Preferred Citation: Warner, Richard E., and Kathleen M. Hendrix, editors California Riparian Systems: Ecology, Conservation, and Productive Management. Berkeley:  University of California Press,  c1984 1984. http://ark.cdlib.org/ark:/13030/ft1c6003wp/


 
Temporal Desert Riparian Systems—the Mojave River as an Example1

Temporal Desert Riparian Systems—the Mojave River as an Example[1]

Louis A. Courtois[2]

Abstract.—During years of high precipitation, temporal riparian zones form on the dry lake playas within the Mojave River drainage and can exist for several years. This is followed by establishment of pioneer aquatic species which eventually give way to halophytes as surface waters recede. Once surface waters evaporate the alkali sink vegetation becomes reestablished.

Introduction

Riparian systems are usually associated with permanent water such as lotic (rivers, streams or springs) or lentic (lakes, ponds or seeps) habitats. Riparian vegetation may also be found in areas of intermittent flow such as arroyos. In each situation, riparian systems occupy the moist transition (riparian) zones between the wet aquatic and the dry upland zones (Thomas etal . 1979). Water is the major limiting factor upon which riparian vegetation is totally dependent.

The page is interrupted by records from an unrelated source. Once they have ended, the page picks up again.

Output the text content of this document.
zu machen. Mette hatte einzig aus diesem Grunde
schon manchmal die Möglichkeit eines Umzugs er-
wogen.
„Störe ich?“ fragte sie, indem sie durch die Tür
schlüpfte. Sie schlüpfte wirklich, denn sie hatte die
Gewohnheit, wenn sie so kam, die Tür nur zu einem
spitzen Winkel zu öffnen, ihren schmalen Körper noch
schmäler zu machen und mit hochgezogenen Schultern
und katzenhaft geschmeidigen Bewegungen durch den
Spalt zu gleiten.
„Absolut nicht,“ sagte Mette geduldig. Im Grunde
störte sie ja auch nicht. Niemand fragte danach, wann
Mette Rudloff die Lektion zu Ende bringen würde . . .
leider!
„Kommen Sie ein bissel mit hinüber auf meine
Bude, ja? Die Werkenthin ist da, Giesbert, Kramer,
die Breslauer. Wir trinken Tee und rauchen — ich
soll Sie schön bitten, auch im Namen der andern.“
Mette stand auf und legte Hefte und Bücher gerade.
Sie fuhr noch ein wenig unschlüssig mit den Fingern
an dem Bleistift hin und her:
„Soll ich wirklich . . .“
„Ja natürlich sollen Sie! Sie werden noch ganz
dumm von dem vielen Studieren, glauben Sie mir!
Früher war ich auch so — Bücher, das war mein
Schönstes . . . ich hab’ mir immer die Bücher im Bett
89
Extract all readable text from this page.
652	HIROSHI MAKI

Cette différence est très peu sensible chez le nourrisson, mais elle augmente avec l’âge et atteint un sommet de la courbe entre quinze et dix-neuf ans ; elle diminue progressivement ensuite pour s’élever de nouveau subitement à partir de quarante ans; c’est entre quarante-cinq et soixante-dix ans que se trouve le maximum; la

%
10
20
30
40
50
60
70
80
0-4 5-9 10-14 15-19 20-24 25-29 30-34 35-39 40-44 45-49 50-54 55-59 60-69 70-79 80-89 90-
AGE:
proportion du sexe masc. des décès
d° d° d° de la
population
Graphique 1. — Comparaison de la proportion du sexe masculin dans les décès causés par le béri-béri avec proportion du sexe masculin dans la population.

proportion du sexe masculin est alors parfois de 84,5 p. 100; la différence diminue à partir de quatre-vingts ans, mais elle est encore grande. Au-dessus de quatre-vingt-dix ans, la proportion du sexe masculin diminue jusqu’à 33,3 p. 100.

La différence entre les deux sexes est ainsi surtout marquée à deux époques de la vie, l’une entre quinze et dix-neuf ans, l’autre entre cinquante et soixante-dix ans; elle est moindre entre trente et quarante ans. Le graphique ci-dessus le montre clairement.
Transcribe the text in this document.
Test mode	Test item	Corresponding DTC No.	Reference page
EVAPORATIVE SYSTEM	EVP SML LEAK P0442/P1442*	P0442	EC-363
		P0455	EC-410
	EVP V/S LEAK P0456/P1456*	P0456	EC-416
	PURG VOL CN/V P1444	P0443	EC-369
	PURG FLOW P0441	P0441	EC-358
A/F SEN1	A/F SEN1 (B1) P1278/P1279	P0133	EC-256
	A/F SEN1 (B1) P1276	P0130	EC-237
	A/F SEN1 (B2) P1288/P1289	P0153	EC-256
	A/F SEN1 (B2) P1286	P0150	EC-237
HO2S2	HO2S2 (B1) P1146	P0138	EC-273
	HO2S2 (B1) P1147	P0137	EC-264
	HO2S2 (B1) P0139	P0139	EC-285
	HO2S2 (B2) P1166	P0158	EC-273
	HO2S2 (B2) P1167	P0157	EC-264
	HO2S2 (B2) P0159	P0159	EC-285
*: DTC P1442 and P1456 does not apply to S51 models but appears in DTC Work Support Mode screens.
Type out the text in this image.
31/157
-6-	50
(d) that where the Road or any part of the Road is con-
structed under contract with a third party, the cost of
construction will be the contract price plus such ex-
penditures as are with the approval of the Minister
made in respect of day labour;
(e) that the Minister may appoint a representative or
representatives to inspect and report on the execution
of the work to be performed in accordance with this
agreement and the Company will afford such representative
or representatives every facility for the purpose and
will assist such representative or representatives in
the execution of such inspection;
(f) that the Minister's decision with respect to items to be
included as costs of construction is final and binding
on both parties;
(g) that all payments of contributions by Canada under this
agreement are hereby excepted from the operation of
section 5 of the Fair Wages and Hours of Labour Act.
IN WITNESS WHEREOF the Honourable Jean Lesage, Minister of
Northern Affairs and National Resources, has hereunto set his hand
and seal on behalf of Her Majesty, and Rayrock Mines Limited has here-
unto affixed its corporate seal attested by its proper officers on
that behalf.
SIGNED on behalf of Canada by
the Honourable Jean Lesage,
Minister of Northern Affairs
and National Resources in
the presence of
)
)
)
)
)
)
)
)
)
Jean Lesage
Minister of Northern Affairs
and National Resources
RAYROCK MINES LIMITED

A temporal desert riparian system is also dependent upon water and only becomes established during years of high precipitation. Flash floods, which result from high precipitation, carry water through the drainage until it ultimately reaches dry lake playas (e.g., flat floored bottom of an undrained basin) where it becomes impounded. Inundation of these alkali playas kills the existing plants and provides the necessary water source for establishment of a temporal riparian system. The word temporal best defines this system because, as the surface waters evaporate, the riparian zone slowly advances down into the basin, continually establishing itself along the dry shoreline. Immediately above the riparian zone the drier upland zone allows the alkali sink plant community to become reestablished.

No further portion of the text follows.